1. American has been the #1 trend setter for the world for quite a few years. In part thanks to Hollywood.
2. America has a habit of telling other countries what to do and how to live that far exceeds the British Empire colonization during it's heyday.
3. The world economy is more strongly affected by the US dollar than any other currency.
4. It's possible there are more American expats than any other country. (SE Asia has >150,000, myself included.)
5. The US military presence in foreign countries.
6. The US has placed itself and it's politics as the example of freedom and prosperity.
7. The US has a wide open door on foreign national property ownership and as such, there are several million big bucks persons and entities that watch it's internal goings on very carefully.(see note below)
8. And more recently of course, the US is the greatest threat to continue the spread of C-19 around the world.
And quite a few other reasons.
When a country has gone to such lengths to be front and center on the world stage what isn't understood is why Americans don't understand why people in other countries watch it so closely.

Property ownership, exemplified. Observed: Large real estate company in the SF bay area was doing an open house tour of available real estate. On several occasions they hosted large Chinese entourages. Very often these tours would simply drive past and glance at the properties for sale, not getting out of their vehicles. At the end of the tour they might remove a property or two from the list then buy all the rest. The has gone on for many years. How much of America do American's really own?

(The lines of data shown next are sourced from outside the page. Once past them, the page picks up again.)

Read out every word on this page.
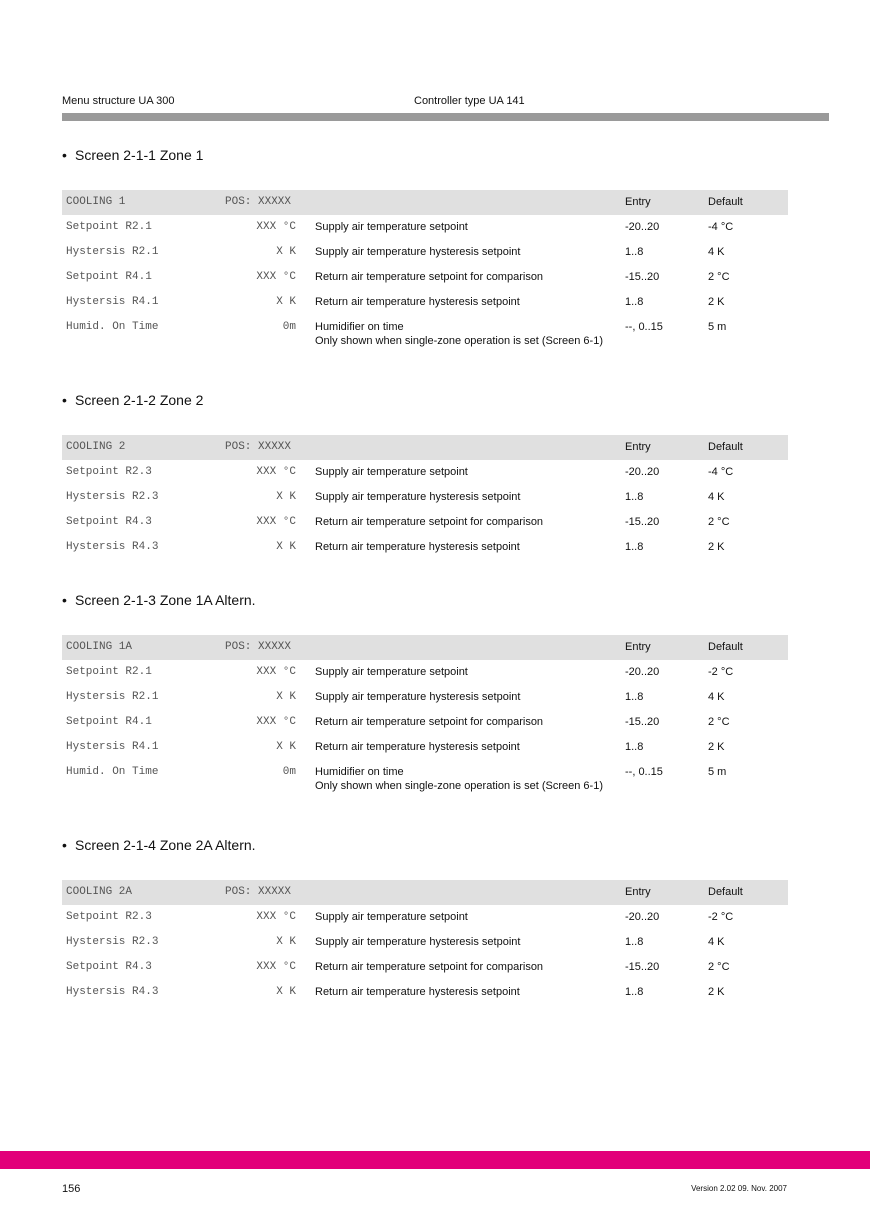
Menu structure UA 300	Controller type UA 141
• Screen 2-1-1 Zone 1
COOLING 1	POS: XXXXX	Entry	Default
Setpoint R2.1	XXX °C Supply air temperature setpoint	-20..20	-4 °C
Hystersis R2.1	X K Supply air temperature hysteresis setpoint	1..8	4 K
Setpoint R4.1	XXX °C Return air temperature setpoint for comparison	-15..20	2 °C
Hystersis R4.1	X K Return air temperature hysteresis setpoint	1..8	2 K
Humid. On Time	0m Humidifier on time	--, 0..15	5 m
Only shown when single-zone operation is set (Screen 6-1)
• Screen 2-1-2 Zone 2
COOLING 2	POS: XXXXX	Entry	Default
Setpoint R2.3	XXX °C Supply air temperature setpoint	-20..20	-4 °C
Hystersis R2.3	X K Supply air temperature hysteresis setpoint	1..8	4 K
Setpoint R4.3	XXX °C Return air temperature setpoint for comparison	-15..20	2 °C
Hystersis R4.3	X K Return air temperature hysteresis setpoint	1..8	2 K
• Screen 2-1-3 Zone 1A Altern.
COOLING 1A	POS: XXXXX	Entry	Default
Setpoint R2.1	XXX °C Supply air temperature setpoint	-20..20	-2 °C
Hystersis R2.1	X K Supply air temperature hysteresis setpoint	1..8	4 K
Setpoint R4.1	XXX °C Return air temperature setpoint for comparison	-15..20	2 °C
Hystersis R4.1	X K Return air temperature hysteresis setpoint	1..8	2 K
Humid. On Time	0m Humidifier on time	--, 0..15	5 m
Only shown when single-zone operation is set (Screen 6-1)
• Screen 2-1-4 Zone 2A Altern.
COOLING 2A	POS: XXXXX	Entry	Default
Setpoint R2.3	XXX °C Supply air temperature setpoint	-20..20	-2 °C
Hystersis R2.3	X K Supply air temperature hysteresis setpoint	1..8	4 K
Setpoint R4.3	XXX °C Return air temperature setpoint for comparison	-15..20	2 °C
Hystersis R4.3	X K Return air temperature hysteresis setpoint	1..8	2 K
156	Version 2.02 09. Nov. 2007
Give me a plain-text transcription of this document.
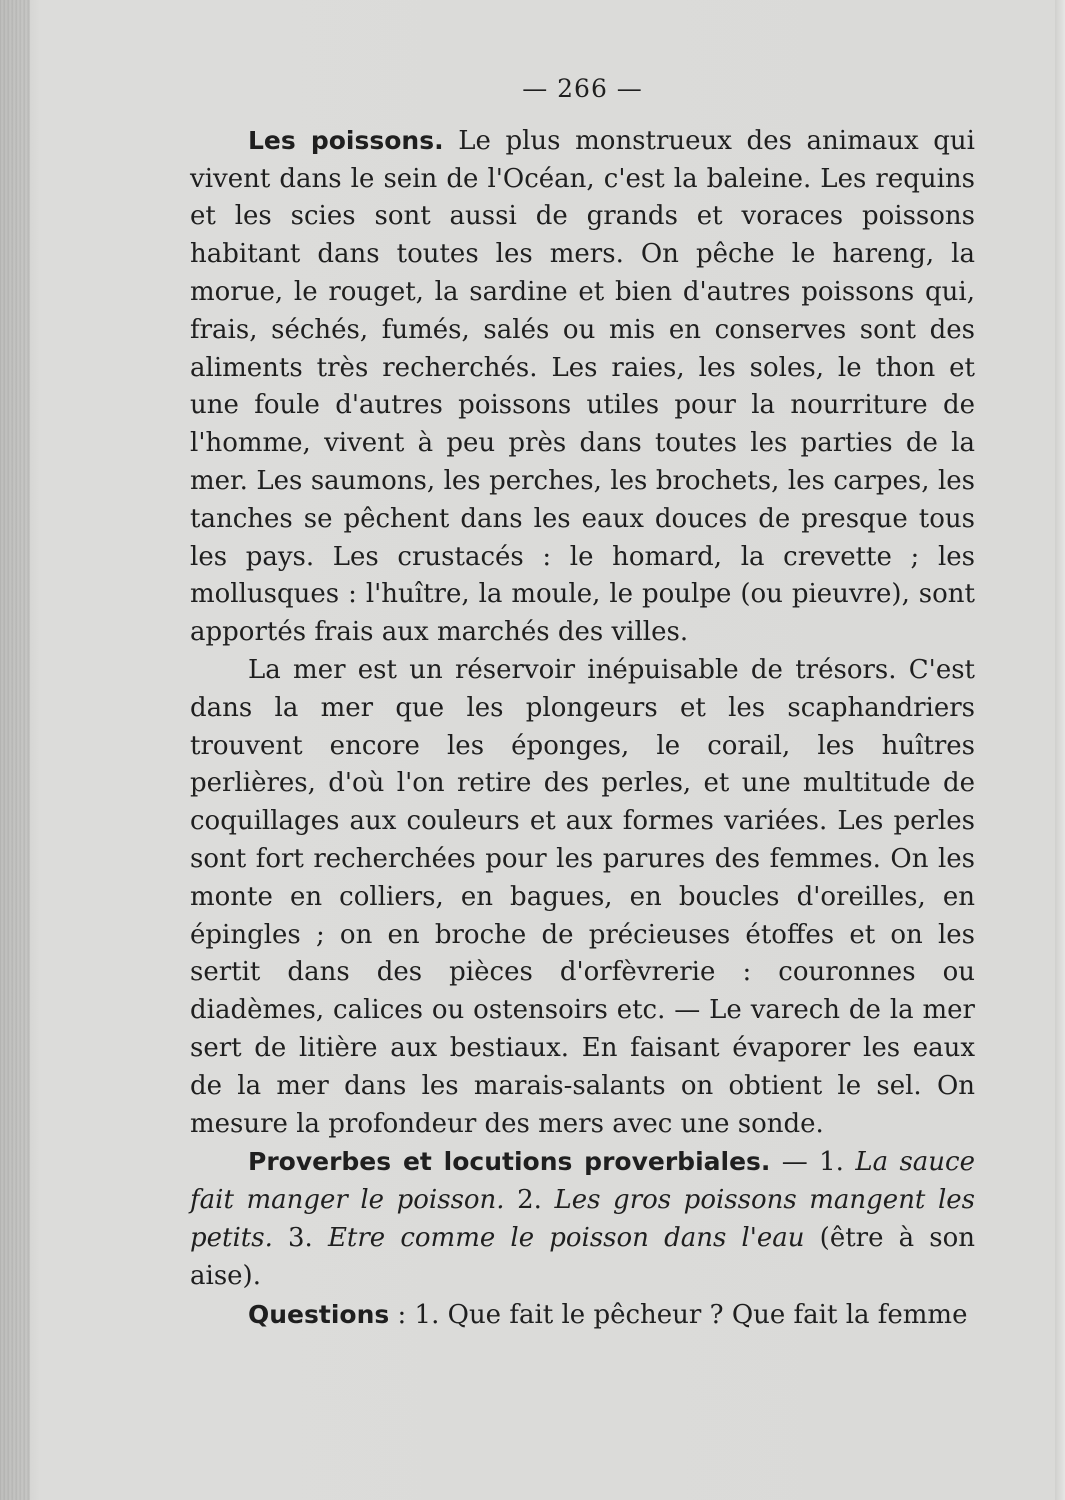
— 266 —

Les poissons. Le plus monstrueux des animaux qui vivent dans le sein de l'Océan, c'est la baleine. Les requins et les scies sont aussi de grands et voraces poissons habitant dans toutes les mers. On pêche le hareng, la morue, le rouget, la sardine et bien d'autres poissons qui, frais, séchés, fumés, salés ou mis en conserves sont des aliments très recherchés. Les raies, les soles, le thon et une foule d'autres poissons utiles pour la nourriture de l'homme, vivent à peu près dans toutes les parties de la mer. Les saumons, les perches, les brochets, les carpes, les tanches se pêchent dans les eaux douces de presque tous les pays. Les crustacés : le homard, la crevette ; les mollusques : l'huître, la moule, le poulpe (ou pieuvre), sont apportés frais aux marchés des villes.

La mer est un réservoir inépuisable de trésors. C'est dans la mer que les plongeurs et les scaphandriers trouvent encore les éponges, le corail, les huîtres perlières, d'où l'on retire des perles, et une multitude de coquillages aux couleurs et aux formes variées. Les perles sont fort recherchées pour les parures des femmes. On les monte en colliers, en bagues, en boucles d'oreilles, en épingles ; on en broche de précieuses étoffes et on les sertit dans des pièces d'orfèvrerie : couronnes ou diadèmes, calices ou ostensoirs etc. — Le varech de la mer sert de litière aux bestiaux. En faisant évaporer les eaux de la mer dans les marais-salants on obtient le sel. On mesure la profondeur des mers avec une sonde.

Proverbes et locutions proverbiales. — 1. La sauce fait manger le poisson. 2. Les gros poissons mangent les petits. 3. Etre comme le poisson dans l'eau (être à son aise).

Questions : 1. Que fait le pêcheur ? Que fait la femme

And of course, how many million mortgages in American are held by foreign investment operations? It's almost impossible to trace where a mortgage actually is with the bundling and rebundling. A labyrinthine maze of financial transactions.
How could it possibly be that Americans wonder why they are constantly in the international spotlight?

9. Without US lead NATO containment of the USSR, Europe especially would look like East Berlin in the 1960's right now.

There is no other entity on the planet that has the resources to counter authoritarian, totalitarian threats other than the US. The US presence in foreign countries is by invitation (you left that part out).

What frosts people about Americans with deconstructionist ideologies that are based on what amount to Marxist tropes is the double standards and hypocrisy that they depend on for their arguments. No credible claims that the US doesn't have dark episodes in our history can be made. But to point those episodes out as if they are in isolation in world history is a joke.

That there are Americans absolutely willing to sell their country down the river is another conversation all together, and that's for Americans on American soil.